Segundo informações de bastidores, líderes da oposição devem se reunir ainda neste mês na tentativa de construir um consenso mínimo em torno de um nome. O problema é que esse entendimento parece distante. O jogo de vaidades tem se intensificado, e cada movimento reforça a percepção de que os interesses pessoais têm pesado mais do que qualquer estratégia coletiva para enfrentar o grupo governista em 2026, que segue com o governador Fábio Mitidieri (PSD) como o grande favorito.
Parte desse impasse passa diretamente pela postura da prefeita de Aracaju, Emília Corrêa (Republicanos), que assumiu para si as principais decisões do campo oposicionista. Ao se colocar como liderança do grupo, ela passou a desenhar a composição majoritária, indicando Rodrigo Valadares (UB) e Eduardo Amorim (Republicanos) como seus pré-candidatos ao Senado, movimento que acabou deixando o bloco ligado ao prefeito de Itabaiana completamente de fora das articulações centrais.
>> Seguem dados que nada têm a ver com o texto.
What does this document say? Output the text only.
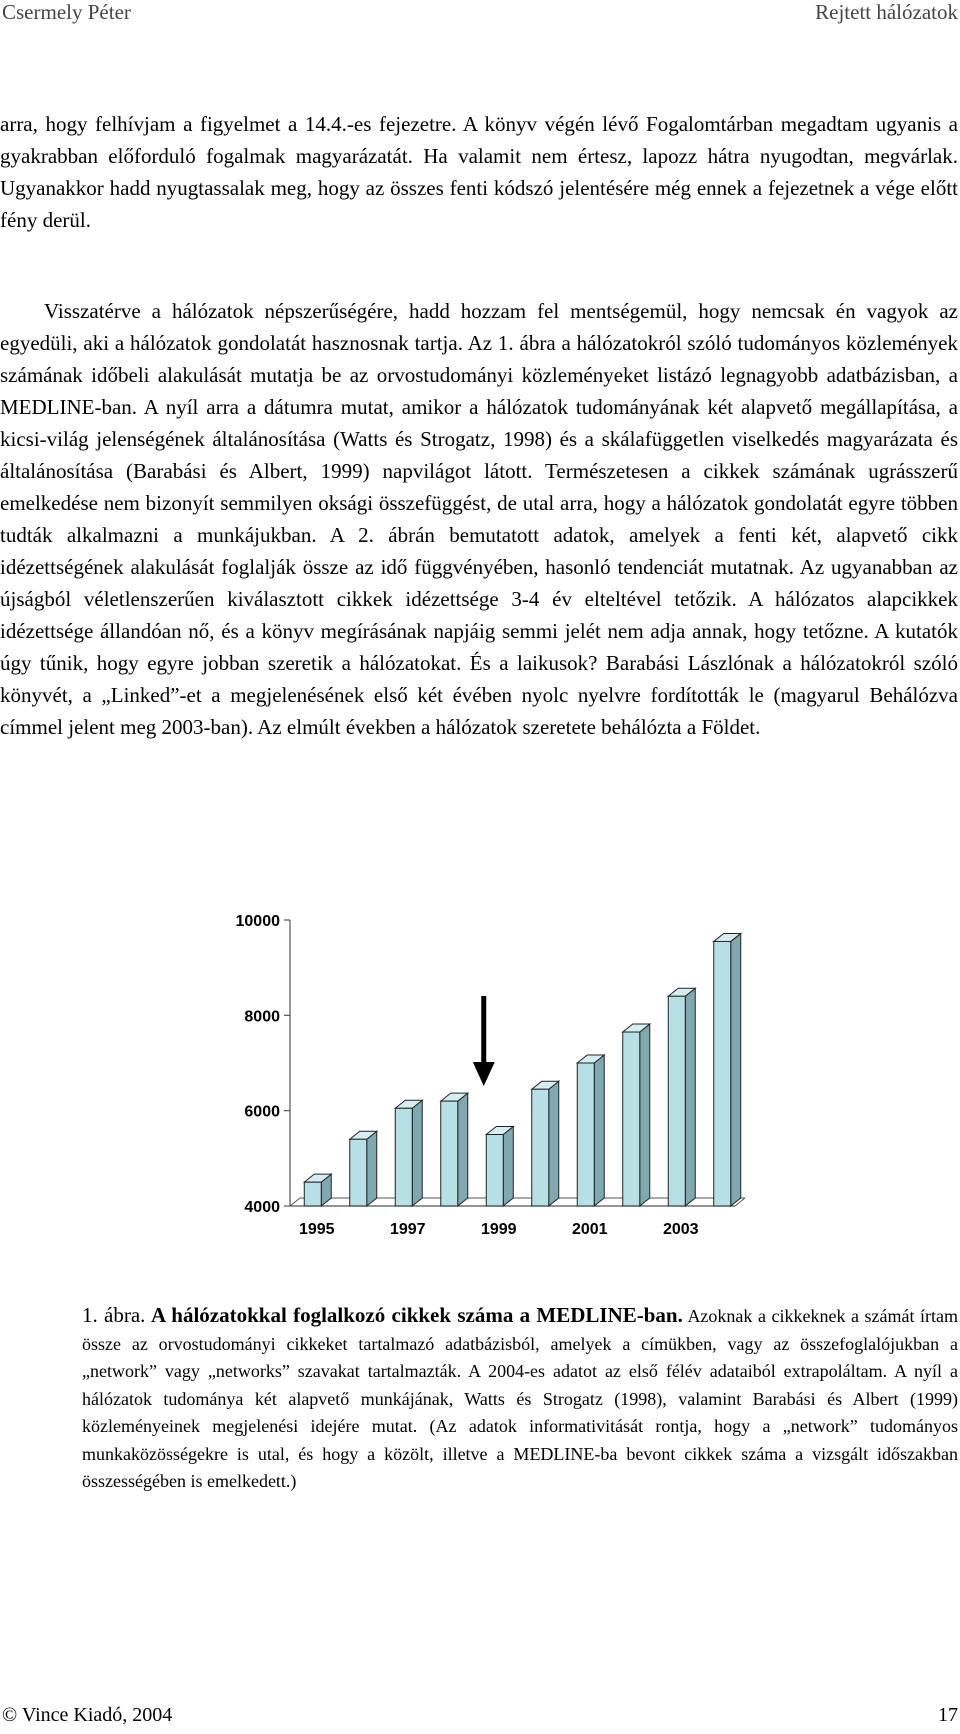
Csermely Péter	Rejtett hálózatok

arra, hogy felhívjam a figyelmet a 14.4.-es fejezetre. A könyv végén lévő Fogalomtárban megadtam ugyanis a gyakrabban előforduló fogalmak magyarázatát. Ha valamit nem értesz, lapozz hátra nyugodtan, megvárlak. Ugyanakkor hadd nyugtassalak meg, hogy az összes fenti kódszó jelentésére még ennek a fejezetnek a vége előtt fény derül.

Visszatérve a hálózatok népszerűségére, hadd hozzam fel mentségemül, hogy nemcsak én vagyok az egyedüli, aki a hálózatok gondolatát hasznosnak tartja. Az 1. ábra a hálózatokról szóló tudományos közlemények számának időbeli alakulását mutatja be az orvostudományi közleményeket listázó legnagyobb adatbázisban, a MEDLINE-ban. A nyíl arra a dátumra mutat, amikor a hálózatok tudományának két alapvető megállapítása, a kicsi-világ jelenségének általánosítása (Watts és Strogatz, 1998) és a skálafüggetlen viselkedés magyarázata és általánosítása (Barabási és Albert, 1999) napvilágot látott. Természetesen a cikkek számának ugrásszerű emelkedése nem bizonyít semmilyen oksági összefüggést, de utal arra, hogy a hálózatok gondolatát egyre többen tudták alkalmazni a munkájukban. A 2. ábrán bemutatott adatok, amelyek a fenti két, alapvető cikk idézettségének alakulását foglalják össze az idő függvényében, hasonló tendenciát mutatnak. Az ugyanabban az újságból véletlenszerűen kiválasztott cikkek idézettsége 3-4 év elteltével tetőzik. A hálózatos alapcikkek idézettsége állandóan nő, és a könyv megírásának napjáig semmi jelét nem adja annak, hogy tetőzne. A kutatók úgy tűnik, hogy egyre jobban szeretik a hálózatokat. És a laikusok? Barabási Lászlónak a hálózatokról szóló könyvét, a „Linked”-et a megjelenésének első két évében nyolc nyelvre fordították le (magyarul Behálózva címmel jelent meg 2003-ban). Az elmúlt években a hálózatok szeretete behálózta a Földet.

4000
6000
8000
10000
1995	1997	1999	2001	2003

1. ábra. A hálózatokkal foglalkozó cikkek száma a MEDLINE-ban. Azoknak a cikkeknek a számát írtam össze az orvostudományi cikkeket tartalmazó adatbázisból, amelyek a címükben, vagy az összefoglalójukban a „network” vagy „networks” szavakat tartalmazták. A 2004-es adatot az első félév adataiból extrapoláltam. A nyíl a hálózatok tudománya két alapvető munkájának, Watts és Strogatz (1998), valamint Barabási és Albert (1999) közleményeinek megjelenési idejére mutat. (Az adatok informativitását rontja, hogy a „network” tudományos munkaközösségekre is utal, és hogy a közölt, illetve a MEDLINE-ba bevont cikkek száma a vizsgált időszakban összességében is emelkedett.)

© Vince Kiadó, 2004	17
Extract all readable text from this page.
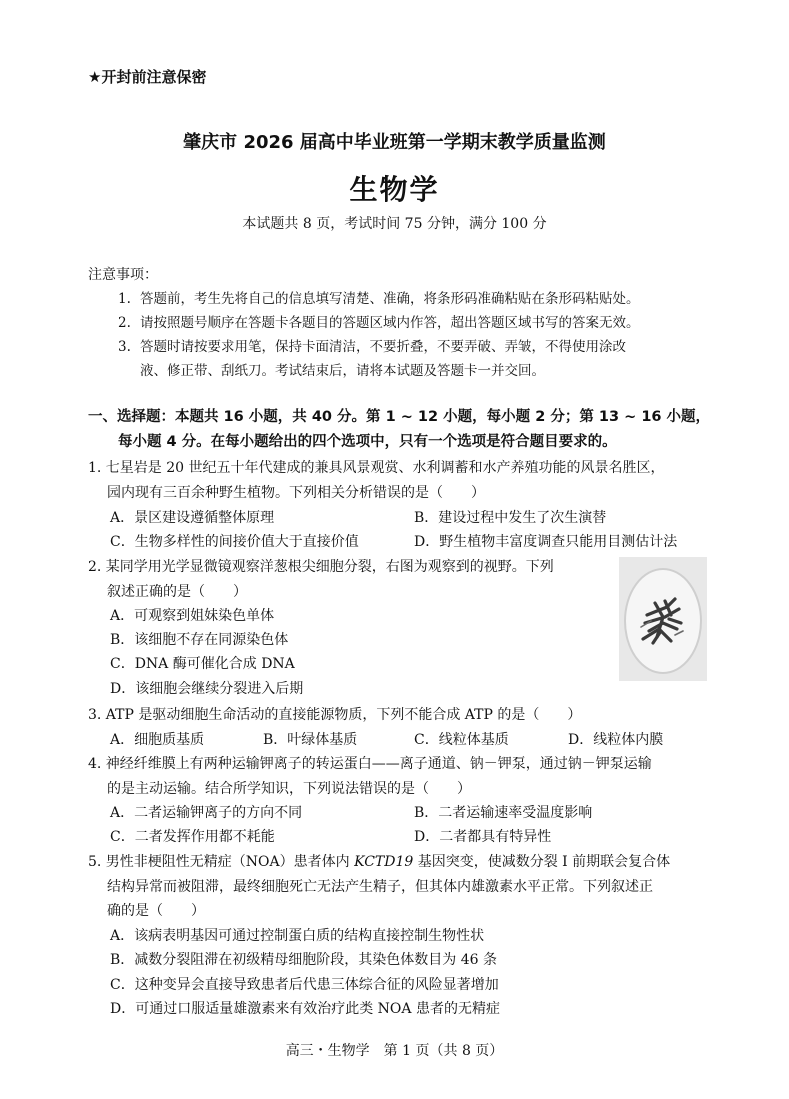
★开封前注意保密
肇庆市 2026 届高中毕业班第一学期末教学质量监测
生物学
本试题共 8 页，考试时间 75 分钟，满分 100 分
注意事项：
1. 答题前，考生先将自己的信息填写清楚、准确，将条形码准确粘贴在条形码粘贴处。
2. 请按照题号顺序在答题卡各题目的答题区域内作答，超出答题区域书写的答案无效。
3. 答题时请按要求用笔，保持卡面清洁，不要折叠，不要弄破、弄皱，不得使用涂改
液、修正带、刮纸刀。考试结束后，请将本试题及答题卡一并交回。
一、选择题：本题共 16 小题，共 40 分。第 1 ~ 12 小题，每小题 2 分；第 13 ~ 16 小题，
每小题 4 分。在每小题给出的四个选项中，只有一个选项是符合题目要求的。
1. 七星岩是 20 世纪五十年代建成的兼具风景观赏、水利调蓄和水产养殖功能的风景名胜区，
园内现有三百余种野生植物。下列相关分析错误的是（　　）
A．景区建设遵循整体原理	B．建设过程中发生了次生演替
C．生物多样性的间接价值大于直接价值	D．野生植物丰富度调查只能用目测估计法
2. 某同学用光学显微镜观察洋葱根尖细胞分裂，右图为观察到的视野。下列
叙述正确的是（　　）
A．可观察到姐妹染色单体
B．该细胞不存在同源染色体
C．DNA 酶可催化合成 DNA
D．该细胞会继续分裂进入后期
3. ATP 是驱动细胞生命活动的直接能源物质，下列不能合成 ATP 的是（　　）
A．细胞质基质	B．叶绿体基质	C．线粒体基质	D．线粒体内膜
4. 神经纤维膜上有两种运输钾离子的转运蛋白——离子通道、钠－钾泵，通过钠－钾泵运输
的是主动运输。结合所学知识，下列说法错误的是（　　）
A．二者运输钾离子的方向不同	B．二者运输速率受温度影响
C．二者发挥作用都不耗能	D．二者都具有特异性
5. 男性非梗阻性无精症（NOA）患者体内 KCTD19 基因突变，使减数分裂 Ⅰ 前期联会复合体
结构异常而被阻滞，最终细胞死亡无法产生精子，但其体内雄激素水平正常。下列叙述正
确的是（　　）
A．该病表明基因可通过控制蛋白质的结构直接控制生物性状
B．减数分裂阻滞在初级精母细胞阶段，其染色体数目为 46 条
C．这种变异会直接导致患者后代患三体综合征的风险显著增加
D．可通过口服适量雄激素来有效治疗此类 NOA 患者的无精症
高三・生物学　第 1 页（共 8 页）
Esse isolamento tende a provocar reação. Valmir de Francisquinho (Republicanos) dificilmente aceitará ficar à margem das definições e deve tentar emplacar a indicação do nome da oposição ao Governo. O gesto, no entanto, esbarra na resistência do núcleo mais próximo de Emília, que já tem dado sinais claros, também nos bastidores, de preferência por um caminho distinto.
O resultado é um cenário de oposição fragmentada, sem unidade no Senado e, ao que tudo indica, também sem coesão na disputa pelo Palácio dos Despachos. Se nada mudar nas próximas semanas, a tendência é que o campo oposicionista chegue à corrida dividido, enfraquecido e consumido por disputas internas, um cenário que, naturalmente, beneficia ainda mais quem já está como favorito.